Já disse aqui neste espaço que um dos maiores problemas dos sistemas de sonorização no Brasil não é o equipamento, e sim a mão de obra. Já discutimos também de quem é a culpa, e não perderei tempo com este assunto novamente. Quero agora me aprofundar no que mais me preocupa.

Trabalhando com o Skank já faz muito tempo, sempre utilizo firmas de médio e grande portes. Trabalhamos para três diferentes públicos e eventos: grandes festivais com grandes plateias, shows exclusivos da banda com uma plateia considerável e muitos eventos corporativos com um público menor e mais seleto.


Independentemente do tipo de público ou evento, infelizmente são poucas as vezes em que encontro o sistema como ele realmente deveria estar no que diz respeito seja na quantidade de caixas, seu posicionamento, seu processamento, se os lados L e R estão "falando" da mesma maneira, se o sistema está dividido em partes etc.

Como eu disse, são sempre empresas com uma boa estrutura, com bons equipamentos e bons funcionários, porém, nem por isso com uma preparação e montagem corretas, e é claro que tenho muitas vezes que perder tempo com detalhes que já poderiam ter sido solucionados. O problema é que nem sempre consigo resolver tudo sozinho.

COMEÇANDO PELO INÍCIO

Me lembro que, não faz muito tempo, era muito comum receber telefonemas das empresas de sonorização contratadas para fazer os próximos shows. Podia ser um técnico ou até mesmo o proprietário da empresa, porém, de um tempo pra cá, estes telefonemas foram diminuindo consideravelmente. Eu é que tenho que correr atrás das empresas que irão me atender, e isto, para mim, não parece muito correto.

No Skank, temos a grande facilidade de viajar com todo o backline (instrumentos de palco), além de levar também toda a parte de sonorização do palco, como microfones, cabos, subsnakes, pedestais, ear phones etc. O que realmente nos dá uma grande vantagem, e eu tenho certeza de que facilita muito a vida da empresa de sonorização. Penso que, por isto, os detalhes poderiam ser vistos com mais cuidado.

O que me incomoda é a sensação de que muitas empresas não escolhem mais o seu equipamento em relação ao evento/banda. Me parece que a maioria possui o seu sistema e que este é utilizado para tudo, não importando as características da banda e do ambiente que será sonorizado.
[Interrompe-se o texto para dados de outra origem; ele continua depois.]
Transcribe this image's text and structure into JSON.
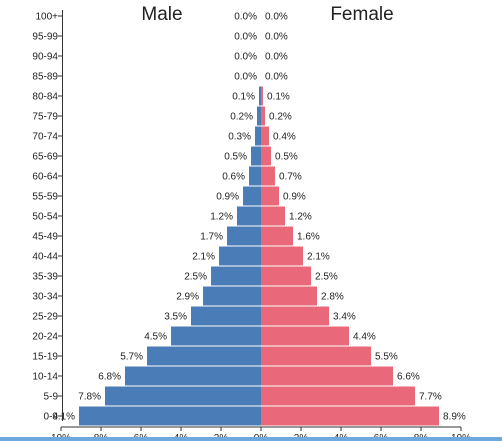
{
  "chart_data": {
    "type": "bar",
    "orientation": "horizontal",
    "layout": "population-pyramid",
    "title_left": "Male",
    "title_right": "Female",
    "categories": [
      "100+",
      "95-99",
      "90-94",
      "85-89",
      "80-84",
      "75-79",
      "70-74",
      "65-69",
      "60-64",
      "55-59",
      "50-54",
      "45-49",
      "40-44",
      "35-39",
      "30-34",
      "25-29",
      "20-24",
      "15-19",
      "10-14",
      "5-9",
      "0-4"
    ],
    "series": [
      {
        "name": "Male",
        "values": [
          0.0,
          0.0,
          0.0,
          0.0,
          0.1,
          0.2,
          0.3,
          0.5,
          0.6,
          0.9,
          1.2,
          1.7,
          2.1,
          2.5,
          2.9,
          3.5,
          4.5,
          5.7,
          6.8,
          7.8,
          9.1
        ],
        "labels": [
          "0.0%",
          "0.0%",
          "0.0%",
          "0.0%",
          "0.1%",
          "0.2%",
          "0.3%",
          "0.5%",
          "0.6%",
          "0.9%",
          "1.2%",
          "1.7%",
          "2.1%",
          "2.5%",
          "2.9%",
          "3.5%",
          "4.5%",
          "5.7%",
          "6.8%",
          "7.8%",
          "9.1%"
        ]
      },
      {
        "name": "Female",
        "values": [
          0.0,
          0.0,
          0.0,
          0.0,
          0.1,
          0.2,
          0.4,
          0.5,
          0.7,
          0.9,
          1.2,
          1.6,
          2.1,
          2.5,
          2.8,
          3.4,
          4.4,
          5.5,
          6.6,
          7.7,
          8.9
        ],
        "labels": [
          "0.0%",
          "0.0%",
          "0.0%",
          "0.0%",
          "0.1%",
          "0.2%",
          "0.4%",
          "0.5%",
          "0.7%",
          "0.9%",
          "1.2%",
          "1.6%",
          "2.1%",
          "2.5%",
          "2.8%",
          "3.4%",
          "4.4%",
          "5.5%",
          "6.6%",
          "7.7%",
          "8.9%"
        ]
      }
    ],
    "xlim": [
      -10,
      10
    ],
    "x_ticks": [
      -10,
      -8,
      -6,
      -4,
      -2,
      0,
      2,
      4,
      6,
      8,
      10
    ],
    "x_tick_labels": [
      "10%",
      "8%",
      "6%",
      "4%",
      "2%",
      "0%",
      "2%",
      "4%",
      "6%",
      "8%",
      "10%"
    ],
    "colors": {
      "male": "#4a7db8",
      "female": "#e9697a",
      "separator": "#ffffff"
    },
    "grid": false,
    "legend": "none"
  }
}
Me preocupa quando faço um pergunta básica sobre o lugar onde será o show e a empresa não sabe me passar nenhuma informação.

O fato de ninguém da empresa conhecer o local do evento deixa claro que um dos cuidados básicos que a empresa deveria ter tomado, a visita técnica, foi deixado de lado por algum motivo. Outra coisa que me deixa bastante irritado é perceber que funcionários da empresa também não tinham informações suficientes sobre o evento, como horários, outras bandas (antes ou depois da banda principal) etc.
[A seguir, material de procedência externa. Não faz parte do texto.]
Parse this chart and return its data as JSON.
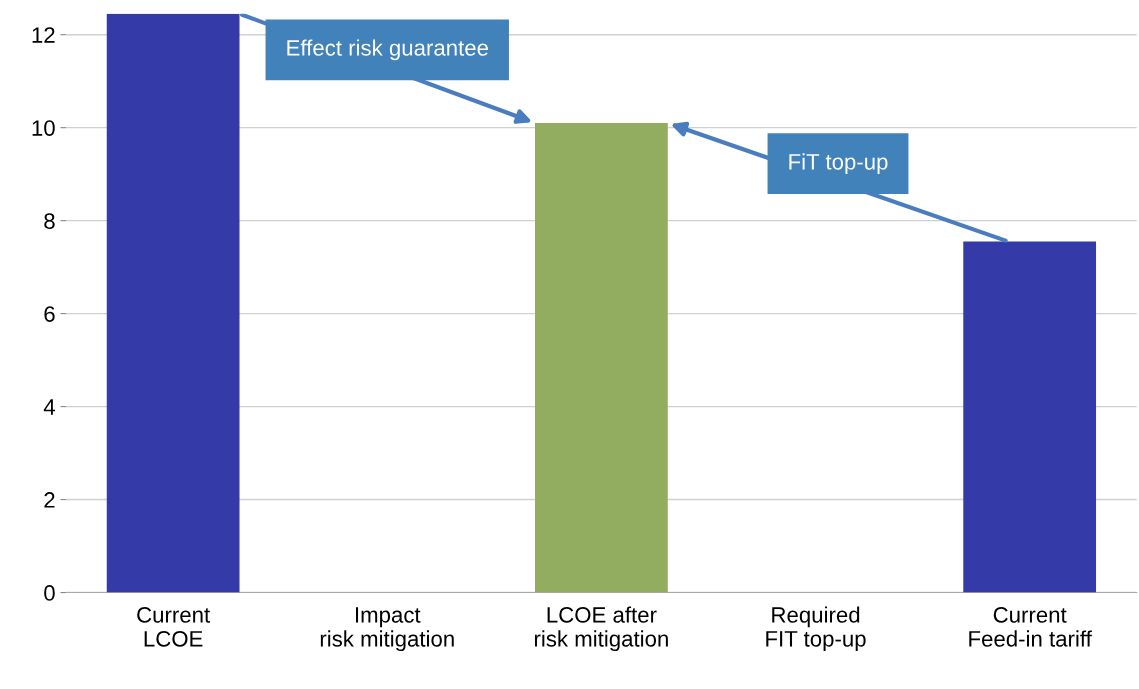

Me parece que muitas empresas não têm mais a preocupação de atender o "artista" em questão. A impressão é a de que houve uma padronização do que é utilizado: um sistema em line array e dois consoles digitais - todo o resto me parece deixado de lado. A preparação do equipamento parece que já não existe mais, e a dimensionalização do sistema é feita na hora e de olho!

Como pode um sistema atender às necessidades básicas de um artista se as coisas são feitas desta maneira? De que adianta um sistema da marca X, Y ou Z se cuidados básicos não são tomados? Querer esperar um sistema dividido em partes, com o posicionamento das caixas feito com a ajuda de softwares, com o seu processamento feito da maneira correta, infelizmente se tornou uma utopia.

FAZER O TRABALHO CORRETO DÁ MAIS TRABALHO

Para mim, a coisa mais básica em um sistema de sonorização é a sua divisão em partes. Para que a plateia tenha uma cobertura melhor, sempre peço uma divisão com PA L/R (se possível, subdividido em partes), front L/R, center, sub separado do PA e torres de delay sempre que necessário. Mesmo em lugares pequenos, acreditem, para conseguir este básico, preciso me certificar várias vezes de que fui bem entendido.


Diante de tantos pedidos e recomendações, normalmente espero chegar no local do show e encontrar pelo menos as ligações já feitas. Não me importo nem com tempos de delay e equalizações (prefiro eu mesmo fazer isto sozinho), só gostaria de receber o sistemas com estas subdivisões e com a certeza de que tudo está falando igual. Sempre achei que isso não era pedir demais!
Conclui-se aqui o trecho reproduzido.